Sociology Evaluation of Method
One good aspect that my method had was that it allowed me to collect very in depth data, people were able to open up to me as it was unstructured interviews, I did have a problem with this though, as I didn’t have prepared questions it was hard to compare my participants points of views afterwards and by talking so in depth about a sensitive subject like divorce things could get out of hand, one of my participants even began to cry as she became very emotional.
The location to do my interviews in were varied, some were good and some were bad, one of them I had to do in my room and privacy was hard to come by.
In my opinion my results are unreliable, but I believe that when talking to people about something as private as this, results will always be this as people feel awkward and don’t want a stranger, or somebody from outside of the family to know their business.
The participants I believe were the correct ones to interview and had enough experience and met with my criteria, the problem which I found though was that I hadn’t interviewed enough; I only interviewed one of each that I wanted.
I.e. ONE married couple, ONE cohabiting couple etc.
or any similar topic only for you
If I had interviewed more people my results would have been more representative, I hadn’t thought of this until after.
The sampling method I used I thought was appropriate; people knew that they could confide in me and no problems arose with this.
If I were to repeat this project I would defiantly change my method, I would do structured interviews as I believe that for my content and analysis it would be a lot easier to compare and that it is also possible to get in depth data this way. I would also interview more people.
Evaluation of findings
In relation of my first aim, to find out whether divorce on the increase is really seen as a negative aspect of today’s society I found that people do take divorce less seriously than before but they don’t give it less importance, I know this because nearly all of the couples I interviewed seemed slightly scared of divorce but would mostly consider it, I have found that, on contrary to my beliefs people don’t rush into marriages and just get divorced when they find that marriage isn’t what they expected, couples nowadays tend to cohabit first so that when they do get divorced they know it is the right thing to do, and the only way out.
They cohabit to test their relationship, in order to avoid divorce. Some couples do not marry because of the threat of divorce. I found that people who are more religious see divorce as a problem. I also found that people feel divorce can affect mental health, respondents stated that divorce is not good for your health.
The reasons given for the rise of divorce including the fact that marriages are now based of love rather than expectations and the changing role of women.
In relation to my second aim, to find out the main reason for more divorces I found that most people believe that it is due to women having more independence, less sexism. This was the one and only thing that all my participants had in common.
My findings were similar to previous studies in this area such as Robert Chester who found that nuclear families would never stop existing; he found that families would just change their forms.
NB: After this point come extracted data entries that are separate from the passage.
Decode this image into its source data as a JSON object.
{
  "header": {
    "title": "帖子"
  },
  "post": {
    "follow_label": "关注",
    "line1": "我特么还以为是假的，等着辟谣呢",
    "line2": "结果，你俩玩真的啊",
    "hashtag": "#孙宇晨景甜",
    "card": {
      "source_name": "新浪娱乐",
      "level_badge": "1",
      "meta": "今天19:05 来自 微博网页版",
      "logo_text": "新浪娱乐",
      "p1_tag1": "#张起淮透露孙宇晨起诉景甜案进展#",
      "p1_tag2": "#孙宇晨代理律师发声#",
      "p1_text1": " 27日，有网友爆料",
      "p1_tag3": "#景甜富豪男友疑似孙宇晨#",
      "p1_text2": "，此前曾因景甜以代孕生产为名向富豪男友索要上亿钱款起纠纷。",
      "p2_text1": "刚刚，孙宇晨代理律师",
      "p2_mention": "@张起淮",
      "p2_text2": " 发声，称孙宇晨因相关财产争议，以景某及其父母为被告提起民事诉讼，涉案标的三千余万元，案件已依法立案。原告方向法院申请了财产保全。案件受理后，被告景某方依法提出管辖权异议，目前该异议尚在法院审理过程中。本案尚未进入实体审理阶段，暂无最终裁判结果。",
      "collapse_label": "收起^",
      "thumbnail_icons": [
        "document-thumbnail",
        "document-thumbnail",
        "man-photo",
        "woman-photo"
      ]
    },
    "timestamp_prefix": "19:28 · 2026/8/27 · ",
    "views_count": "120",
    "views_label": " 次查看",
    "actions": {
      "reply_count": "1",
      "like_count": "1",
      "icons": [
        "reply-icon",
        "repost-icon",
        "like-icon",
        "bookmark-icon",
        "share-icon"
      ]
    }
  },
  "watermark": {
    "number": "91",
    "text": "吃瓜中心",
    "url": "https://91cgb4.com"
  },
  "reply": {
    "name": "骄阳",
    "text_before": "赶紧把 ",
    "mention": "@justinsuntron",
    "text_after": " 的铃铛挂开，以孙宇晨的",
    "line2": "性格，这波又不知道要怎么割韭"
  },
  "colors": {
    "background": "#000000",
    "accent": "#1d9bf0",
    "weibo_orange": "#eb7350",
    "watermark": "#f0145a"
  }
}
By having divorces this is what happens, children don’t just stop having one of their parents, they still have both, the way in which families tend to be perceived just changes, cohabiting couples are on the up and so is divorce.
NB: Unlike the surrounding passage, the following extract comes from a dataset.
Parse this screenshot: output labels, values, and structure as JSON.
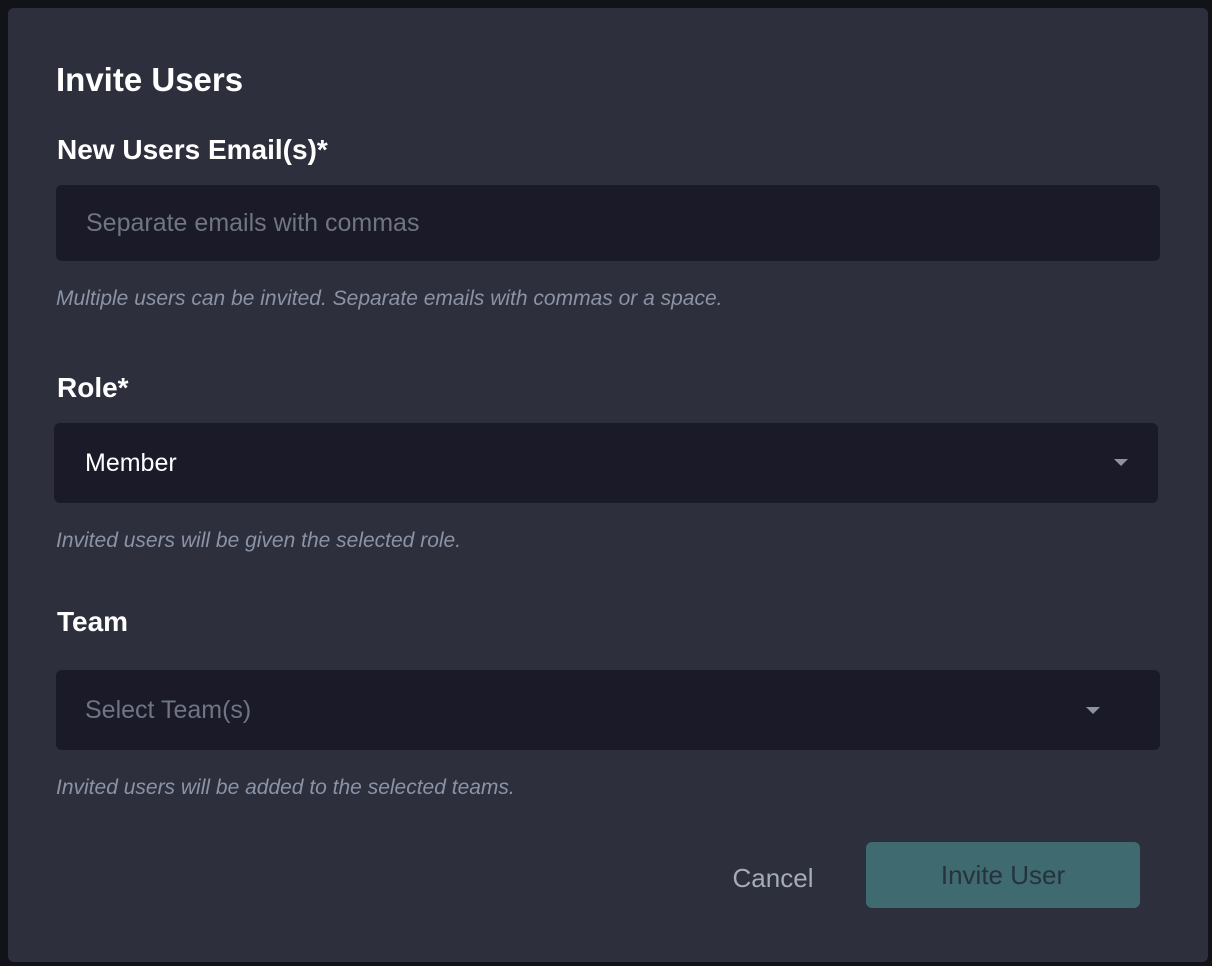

People see divorce as something negative and positive at the same time, it affects you in both ways and people realise this, they also know that divorce can give them a second start in life when most of their hope is gone.
What was interesting about my project was that I was able to research on something that causes hundreds and thousands of people heartbreak and depression everyday but is also seen as normal, I learnt a lot from doing this project, I used to think that people were just careless and got married and divorced as if it doesn’t mean a thing, I’ve found that this is not the case, although more people are getting divorced it doesn’t mean that more people are getting married, people stand up for themselves more nowadays, and despite my previous beliefs people DO see divorce as a problem, but also as something positive. By doing this project I have learnt a lot.